At National UMC in Washington, the team discovered that their muti-ministry-site congregation had 71 programs that were leading members in a dozen directions. The team focused on “refining, refining, refining” as they made efforts to continue preaching, learning and prioritizing. In their work, they realized the absolute necessity of clear and excellent communication and embraced the priority of “making the love of God obvious.”
Among some insights and the lessons others learned are:
- Churches need to be awakened through one-on-one conversations with people in their communities. It’s best to listen to the community rather than assume you know what they want or need.
- Sometimes love is socks and underwear.
- Be willing to fail, then learn, pivot and persist.
- It’s important to move beyond your comfort zone.
- Ordinary people can create an extraordinary impact.
This is the second wave of churches to complete the Catalyst Initiative. A third wave recently completed their orientation.
“Catalyst made our congregation come to life again,” said the team from Jennings Chapel in Woodbine. The spark has returned.” The other congregations agreed, “Catalyst brought us to life,” said the team from Oxon Hill. “We can’t sit still.”

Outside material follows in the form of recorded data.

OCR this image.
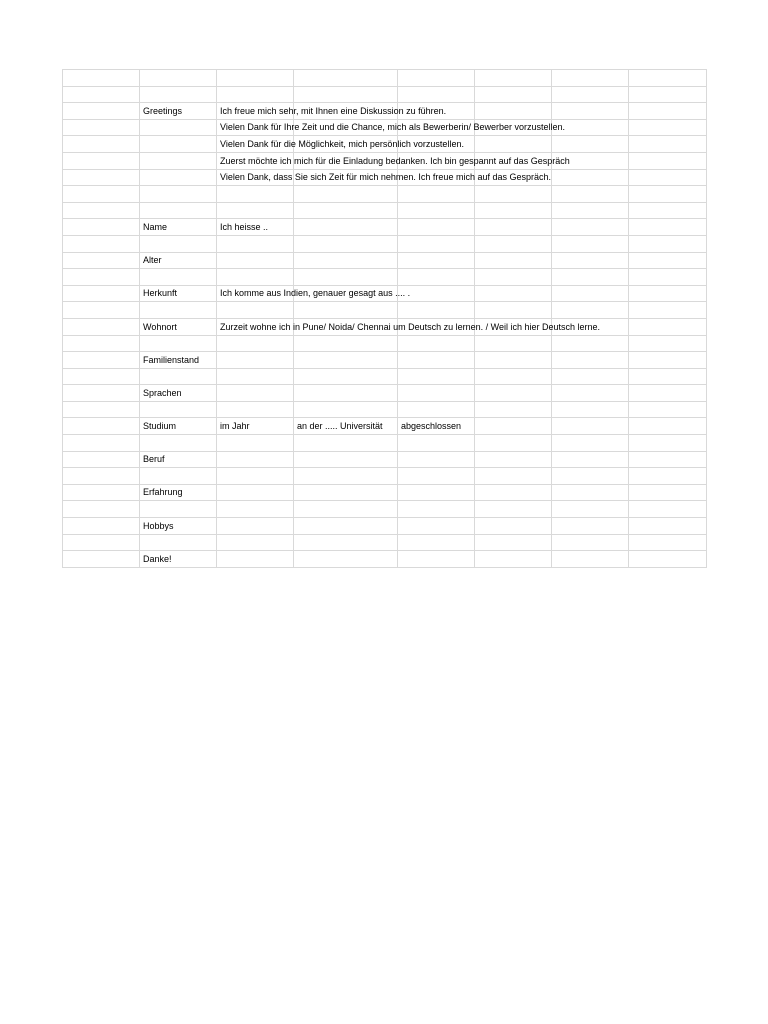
	Greetings	Ich freue mich sehr, mit Ihnen eine Diskussion zu führen.					

		Vielen Dank für Ihre Zeit und die Chance, mich als Bewerberin/ Bewerber vorzustellen.					

		Vielen Dank für die Möglichkeit, mich persönlich vorzustellen.					

		Zuerst möchte ich mich für die Einladung bedanken. Ich bin gespannt auf das Gespräch					

		Vielen Dank, dass Sie sich Zeit für mich nehmen. Ich freue mich auf das Gespräch.					

	Name	Ich heisse ..					

	Alter	

	Herkunft	Ich komme aus Indien, genauer gesagt aus .... .					

	Wohnort	Zurzeit wohne ich in Pune/ Noida/ Chennai um Deutsch zu lernen. / Weil ich hier Deutsch lerne.					

	Familienstand	

	Sprachen	

	Studium	im Jahr	an der ..... Universität	abgeschlossen			

	Beruf	

	Erfahrung	

	Hobbys	

	Danke!	
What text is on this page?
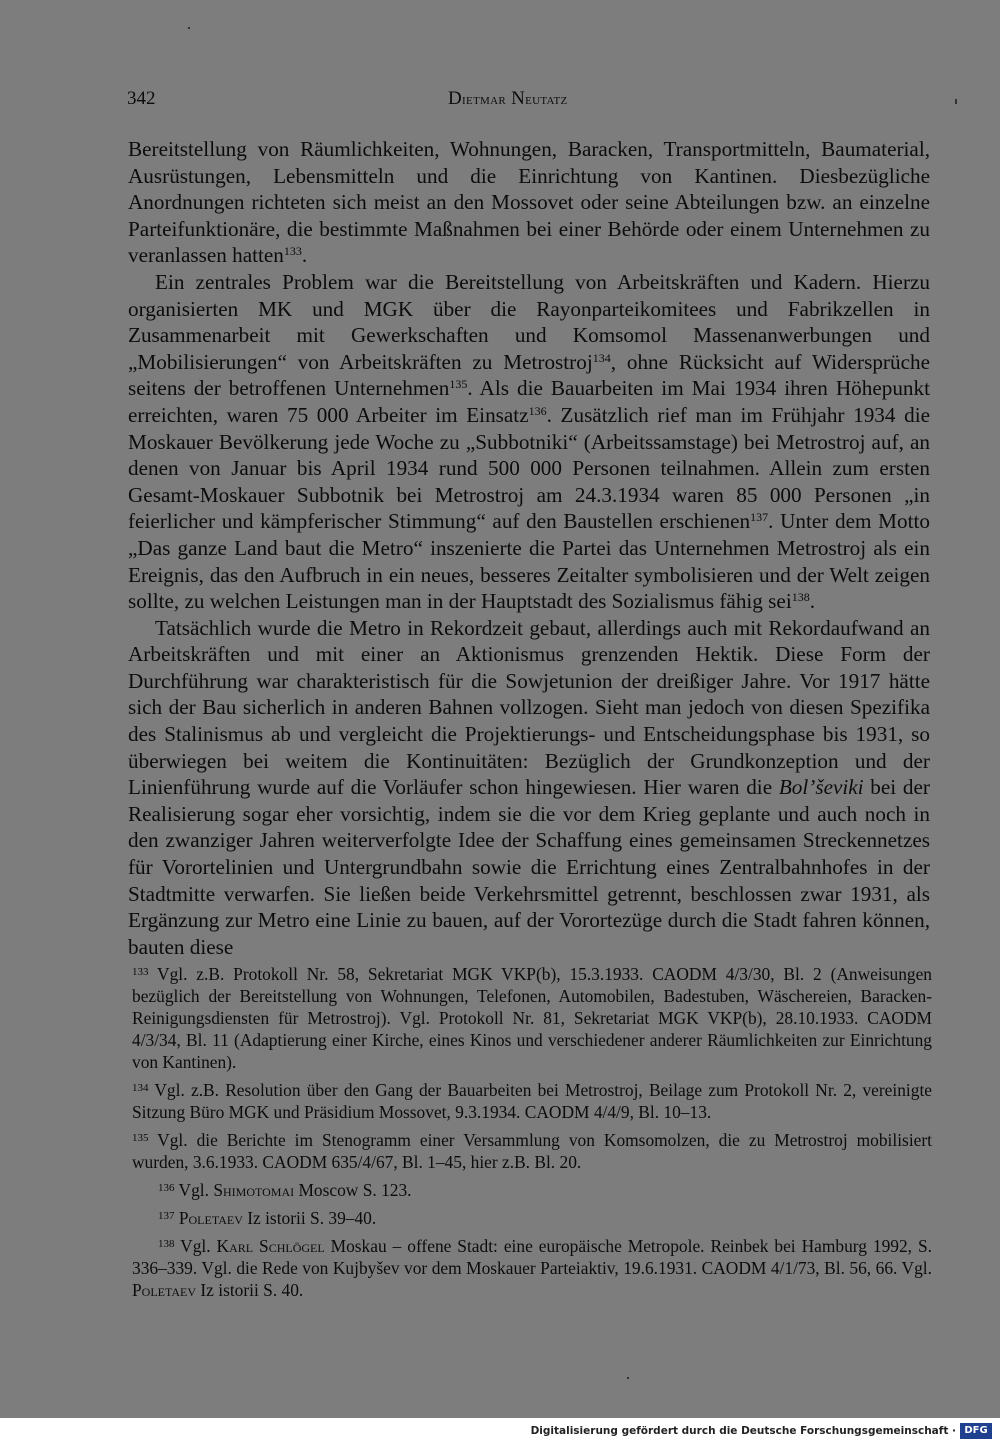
342	Dietmar Neutatz

Bereitstellung von Räumlichkeiten, Wohnungen, Baracken, Transportmitteln, Baumaterial, Ausrüstungen, Lebensmitteln und die Einrichtung von Kantinen. Diesbezügliche Anordnungen richteten sich meist an den Mossovet oder seine Abteilungen bzw. an einzelne Parteifunktionäre, die bestimmte Maßnahmen bei einer Behörde oder einem Unternehmen zu veranlassen hatten$^{133}$.

Ein zentrales Problem war die Bereitstellung von Arbeitskräften und Kadern. Hierzu organisierten MK und MGK über die Rayonparteikomitees und Fabrikzellen in Zusammenarbeit mit Gewerkschaften und Komsomol Massenanwerbungen und „Mobilisierungen“ von Arbeitskräften zu Metrostroj$^{134}$, ohne Rücksicht auf Widersprüche seitens der betroffenen Unternehmen$^{135}$. Als die Bauarbeiten im Mai 1934 ihren Höhepunkt erreichten, waren 75 000 Arbeiter im Einsatz$^{136}$. Zusätzlich rief man im Frühjahr 1934 die Moskauer Bevölkerung jede Woche zu „Subbotniki“ (Arbeitssamstage) bei Metrostroj auf, an denen von Januar bis April 1934 rund 500 000 Personen teilnahmen. Allein zum ersten Gesamt-Moskauer Subbotnik bei Metrostroj am 24.3.1934 waren 85 000 Personen „in feierlicher und kämpferischer Stimmung“ auf den Baustellen erschienen$^{137}$. Unter dem Motto „Das ganze Land baut die Metro“ inszenierte die Partei das Unternehmen Metrostroj als ein Ereignis, das den Aufbruch in ein neues, besseres Zeitalter symbolisieren und der Welt zeigen sollte, zu welchen Leistungen man in der Hauptstadt des Sozialismus fähig sei$^{138}$.

Tatsächlich wurde die Metro in Rekordzeit gebaut, allerdings auch mit Rekordaufwand an Arbeitskräften und mit einer an Aktionismus grenzenden Hektik. Diese Form der Durchführung war charakteristisch für die Sowjetunion der dreißiger Jahre. Vor 1917 hätte sich der Bau sicherlich in anderen Bahnen vollzogen. Sieht man jedoch von diesen Spezifika des Stalinismus ab und vergleicht die Projektierungs- und Entscheidungsphase bis 1931, so überwiegen bei weitem die Kontinuitäten: Bezüglich der Grundkonzeption und der Linienführung wurde auf die Vorläufer schon hingewiesen. Hier waren die Bol’ševiki bei der Realisierung sogar eher vorsichtig, indem sie die vor dem Krieg geplante und auch noch in den zwanziger Jahren weiterverfolgte Idee der Schaffung eines gemeinsamen Streckennetzes für Vorortelinien und Untergrundbahn sowie die Errichtung eines Zentralbahnhofes in der Stadtmitte verwarfen. Sie ließen beide Verkehrsmittel getrennt, beschlossen zwar 1931, als Ergänzung zur Metro eine Linie zu bauen, auf der Vorortezüge durch die Stadt fahren können, bauten diese

$^{133}$ Vgl. z.B. Protokoll Nr. 58, Sekretariat MGK VKP(b), 15.3.1933. CAODM 4/3/30, Bl. 2 (Anweisungen bezüglich der Bereitstellung von Wohnungen, Telefonen, Automobilen, Badestuben, Wäschereien, Baracken-Reinigungsdiensten für Metrostroj). Vgl. Protokoll Nr. 81, Sekretariat MGK VKP(b), 28.10.1933. CAODM 4/3/34, Bl. 11 (Adaptierung einer Kirche, eines Kinos und verschiedener anderer Räumlichkeiten zur Einrichtung von Kantinen).

$^{134}$ Vgl. z.B. Resolution über den Gang der Bauarbeiten bei Metrostroj, Beilage zum Protokoll Nr. 2, vereinigte Sitzung Büro MGK und Präsidium Mossovet, 9.3.1934. CAODM 4/4/9, Bl. 10–13.

$^{135}$ Vgl. die Berichte im Stenogramm einer Versammlung von Komsomolzen, die zu Metrostroj mobilisiert wurden, 3.6.1933. CAODM 635/4/67, Bl. 1–45, hier z.B. Bl. 20.

$^{136}$ Vgl. Shimotomai Moscow S. 123.

$^{137}$ Poletaev Iz istorii S. 39–40.

$^{138}$ Vgl. Karl Schlögel Moskau – offene Stadt: eine europäische Metropole. Reinbek bei Hamburg 1992, S. 336–339. Vgl. die Rede von Kujbyšev vor dem Moskauer Parteiaktiv, 19.6.1931. CAODM 4/1/73, Bl. 56, 66. Vgl. Poletaev Iz istorii S. 40.

Digitalisierung gefördert durch die Deutsche Forschungsgemeinschaft · DFG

Churches that participated in this wave of the Catalyst Initiative are:
- Poplar Springs UMC in Mount Airy, MD
- Jennings Chapel UMC in Woodbine, MD
- Paul Praise and Worship Center in Pikesville, MD
- Reisterstown UMC in Reisterstown, MD
- Frostburg UMC in Frostburg, MD
- Asbury UMC in New Castle, Del.
- College Park UMC in College Park, MD
- Community UMC in Washington, D.C.
- Jones Memorial UMC in Washington, D.C.
- Mt. Vernon UMC in Washington, D.C.
- National UMC in Washington, D.C.
- Oak Chapel UMC in Silver Spring, MD
- Petworth UMC in Washington, D.C.
- Ryland Epworth UMC in Washington, D.C.